Design of advanced porous silver powder with high-sintering activity to improve silicon solar cells

Silver (Ag) paste is widely used in semiconductor metallization, especially in silicon solar cells. Ag powder is the material with the highest proportion in Ag paste. The morphology and structure of Ag powder are crucial which determine its characteristics, especially for the sintering activity. In this work, a simple method was developed to synthesize a type of microcrystalline spherical Ag particles (SP-A) with internal pores and the structural changes and sintering behavior were thoroughly studied by combining ultra-small-angle X-ray scattering (USAXS), small-angle X-ray scattering (SAXS), in-situ heating X-ray diffraction (XRD), focused ion beam (FIB), and thermal analysis measurement. Due to the unique internal pores, the grain size of SP-A is smaller, and the coefficient of thermal expansion (CTE) is higher than that of traditional solid Ag particles.

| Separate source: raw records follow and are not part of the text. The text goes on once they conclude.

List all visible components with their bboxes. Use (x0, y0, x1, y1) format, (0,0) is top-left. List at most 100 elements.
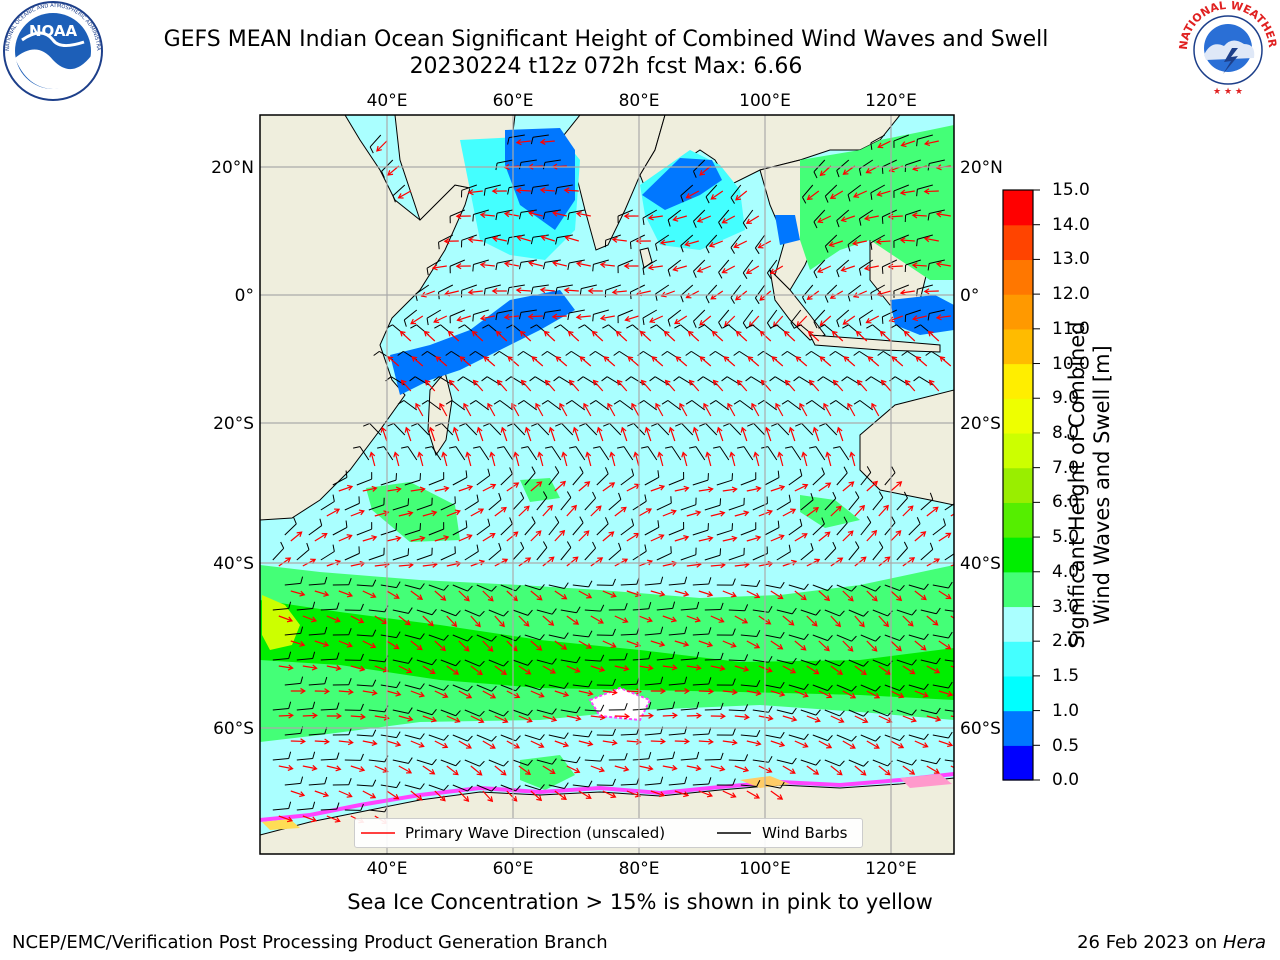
wind-barb (752, 709, 769, 713)
wind-barb-flag (348, 577, 352, 585)
wave-arrow (566, 665, 580, 673)
wind-barb-flag (781, 350, 788, 356)
wind-barb-flag (300, 576, 304, 584)
wave-arrow (494, 765, 507, 776)
wind-barb-flag (396, 631, 401, 638)
patch-arabian-sea-north (505, 128, 575, 230)
wave-arrow (531, 356, 544, 367)
wind-barb-flag (899, 684, 905, 691)
wind-barb-flag (887, 760, 893, 767)
wave-arrow-head (358, 509, 365, 516)
wave-arrow-head (591, 330, 598, 337)
wind-barb (308, 783, 325, 786)
wind-barb (488, 499, 502, 511)
wave-arrow (627, 356, 640, 367)
wind-barb-flag (408, 607, 413, 614)
wind-barb (764, 684, 781, 689)
wave-arrow-head (958, 509, 963, 513)
wave-arrow (905, 380, 916, 392)
wind-barb (320, 758, 337, 761)
wind-barb-flag (768, 755, 773, 763)
wave-arrow (746, 265, 760, 274)
wind-barb-flag (509, 467, 513, 475)
wind-barb-flag (495, 263, 498, 271)
wave-arrow (638, 508, 652, 517)
wave-arrow-head (479, 314, 486, 321)
wave-arrow (794, 533, 808, 542)
wind-barb (416, 709, 433, 716)
wind-barb-flag (961, 606, 964, 612)
wind-barb (440, 502, 456, 511)
wind-barb (572, 584, 589, 588)
wave-arrow (516, 140, 531, 144)
wind-barb-flag (708, 627, 712, 635)
wave-arrow-head (754, 592, 761, 599)
wind-barb-flag (730, 297, 735, 304)
nws-stars: ★ ★ ★ (1213, 87, 1243, 97)
wave-arrow (530, 690, 544, 698)
wave-arrow (350, 665, 365, 671)
wind-barb-flag (781, 400, 789, 405)
wind-barb-flag (756, 730, 761, 737)
wave-arrow (480, 315, 495, 320)
wind-barb-flag (527, 709, 533, 716)
wind-barb-flag (593, 446, 601, 449)
wave-arrow (480, 214, 495, 217)
wind-barb (584, 659, 601, 662)
wave-arrow (890, 530, 902, 542)
wind-barb (485, 284, 501, 290)
wave-height-fields (260, 125, 954, 790)
wave-arrow (278, 765, 293, 770)
wind-barb (548, 784, 565, 789)
wind-barb (524, 472, 536, 486)
wave-arrow (674, 790, 689, 797)
wave-arrow-head (721, 218, 728, 224)
wind-barb (644, 526, 660, 536)
wind-barb (508, 184, 525, 189)
wind-barb-flag (431, 659, 437, 666)
wind-barb-flag (396, 781, 401, 788)
wind-barb (835, 400, 850, 411)
wind-barb (416, 554, 433, 561)
wind-barb (556, 184, 573, 189)
wind-barb (308, 525, 323, 536)
nws-logo: NATIONAL WEATHER SERVICE ★ ★ ★ (1176, 0, 1279, 97)
wind-barb (383, 446, 394, 461)
wave-arrow (662, 665, 677, 669)
wind-barb-flag (479, 760, 485, 767)
wave-arrow (506, 640, 518, 652)
wind-barb-flag (821, 467, 825, 475)
wind-barb-flag (455, 660, 461, 667)
colorbar-segment (1003, 537, 1033, 573)
wind-barb (824, 498, 837, 511)
wave-arrow (890, 690, 904, 698)
wave-arrow-head (799, 402, 805, 409)
wave-arrow (422, 615, 434, 627)
wind-barb-flag (458, 324, 465, 329)
wind-barb (548, 522, 560, 536)
wave-arrow (878, 715, 892, 723)
wind-barb-flag (780, 731, 785, 739)
chart-subtitle: 20230224 t12z 072h fcst Max: 6.66 (409, 54, 803, 79)
wind-barb (920, 609, 937, 615)
wave-arrow (650, 534, 664, 542)
wind-barb (704, 658, 721, 661)
wind-barb-flag (718, 272, 723, 279)
wind-barb (882, 209, 898, 218)
wave-arrow (722, 265, 736, 274)
wind-barb (392, 554, 409, 561)
wind-barb (905, 259, 921, 266)
wave-arrow-head (885, 669, 892, 675)
wave-arrow (710, 512, 725, 517)
wind-barb (908, 634, 925, 640)
wave-arrow-head (483, 356, 490, 362)
wave-arrow (685, 240, 699, 246)
wave-arrow-head (935, 261, 942, 268)
wind-barb (824, 709, 840, 717)
wind-barb-flag (631, 468, 635, 476)
wind-barb (860, 584, 876, 592)
wave-arrow (381, 427, 388, 442)
patch-south-atlantic (366, 482, 460, 542)
wave-arrow-head (584, 481, 591, 487)
wave-arrow-head (660, 291, 667, 298)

As a result, the sintering activity of SP-A is excellent, which can form a denser sintered body and form silver nanoparticles at the Ag-Si interface to improve silver silicon contact. Polycrystalline silicon solar cell built with SP-A obtained a low series resistance (Rs) and a high photoelectric conversion efficiency (PCE) of 19.26%. These fill a gap in Ag particle structure research, which is significant for the development of high-performance electronic Ag particles and efficient semiconductor devices.

Automated summary

A simple method was developed to synthesize microcrystalline spherical silver particles with internal pores, and their excellent sintering activity and ability to improve silver-silicon contact were found. These particles showed a low series resistance and high photoelectric conversion efficiency in solar cells.